Partager:
Plus de 55 ans après sa destruction par Israël, le quartier maghrébin de la Vieille Ville de Jérusalem réapparaît en 3D grâce à une application mobile lancée jeudi, destinée à "rendre accessible" une histoire largement méconnue, d'après ses concepteurs.
Au pied du mur des Lamentations, le quartier maghrébin était habité par un millier de résidents jusqu'à la guerre israélo-arabe de juin 1967 et la conquête de Jérusalem-Est par Israël, avant son annexion jugée "non valide" par l'ONU.
En quelques heures, dans la nuit du 10 au 11 juin 1967, les résidents ont été délogés et des bulldozers israéliens ont détruit le quartier fondé par Saladin en 1187 pour des pèlerins musulmans d'Afrique du Nord.
A la place, Israël a créé une vaste esplanade où se pressent aujourd'hui des milliers de visiteurs devant le mur des Lamentations, site le plus sacré où les juifs sont autorisés à prier.
Le quartier maghrébin est "très représentatif de cette histoire ouverte de Jérusalem qu'on essaye de valoriser et qui ressemble si peu à la Jérusalem actuelle qui s'est transformée en un champ de bataille (...) entre deux camps [israélien et palestinien, NDLR], qui écrasent toutes les autres histoires plurielles et diverses de Jérusalem", dit à l'AFP l'historien français Vincent Lemire.
"Je pense que 99% des visiteurs qui sont devant le mur [des Lamentations] ne connaissent rien de cette histoire", ajoute-t-il.
Associé à une agence italienne de modélisation et à l'université de Modène et de Reggio Emilia (Italie), il a mis au point une application mobile permettant de se promener dans chaque ruelle.
Elle "permet aux utilisateurs de vivre une expérience immersive à travers les rues, les mosquées, les écoles et les cours du quartier maghrébin", résument les concepteurs, qui se sont fondés sur des documents d'archives, d'anciennes cartes et photographies et des témoignages d'anciens résidents.

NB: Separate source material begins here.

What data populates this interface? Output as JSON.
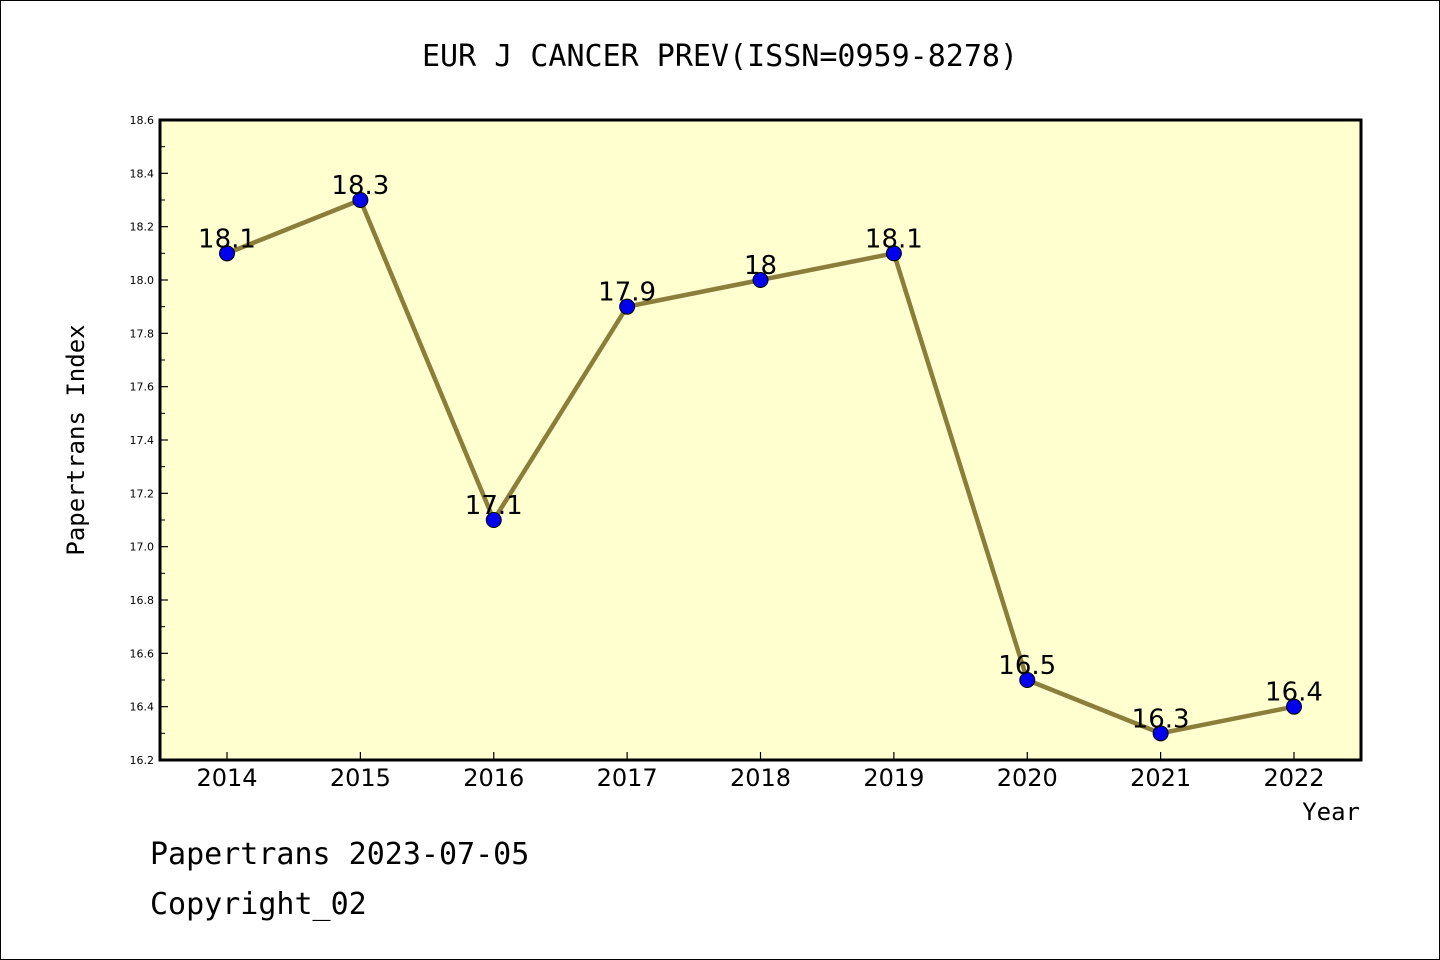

La technologie 3D permet de toucher un public plus large que les écrits académiques, affirme encore M. Lemire, directeur du Centre de recherche français à Jérusalem (CRFJ) et auteur d'un ouvrage sur le quartier publié aux éditions du Seuil en 2022.
"L'histoire de ce quartier est inaccessible, il faut la rendre plus accessible", poursuit-il: "Les gens n'arrivent pas à réaliser qu'il y avait devant ce mur hérodien de l'époque biblique un quartier fondé par Saladin et qui existait jusqu'en 1967."
"Nous n'oublierons jamais notre appartenance à ce quartier", a affirmé à l'occasion d'une conférence de presse un descendant de résidents tunisiens, Ashraf Al-Jandoubi Al-Moghrabi, appelant à "préserver cet héritage".
En janvier 2023, des fouilles par des archéologues israéliens ont mis au jour des vestiges du quartier mais des experts se sont inquiétés du sort réservé aux ruines, rapidement ensevelies.
La modélisation du quartier maghrébin fait partie d'un projet plus large, "Open Jerusalem", réunissant une soixantaine de chercheurs qui ont collecté, répertorié et mis en ligne cette semaine quelque 40.000 archives en 12 langues sur l'histoire de la Ville sainte.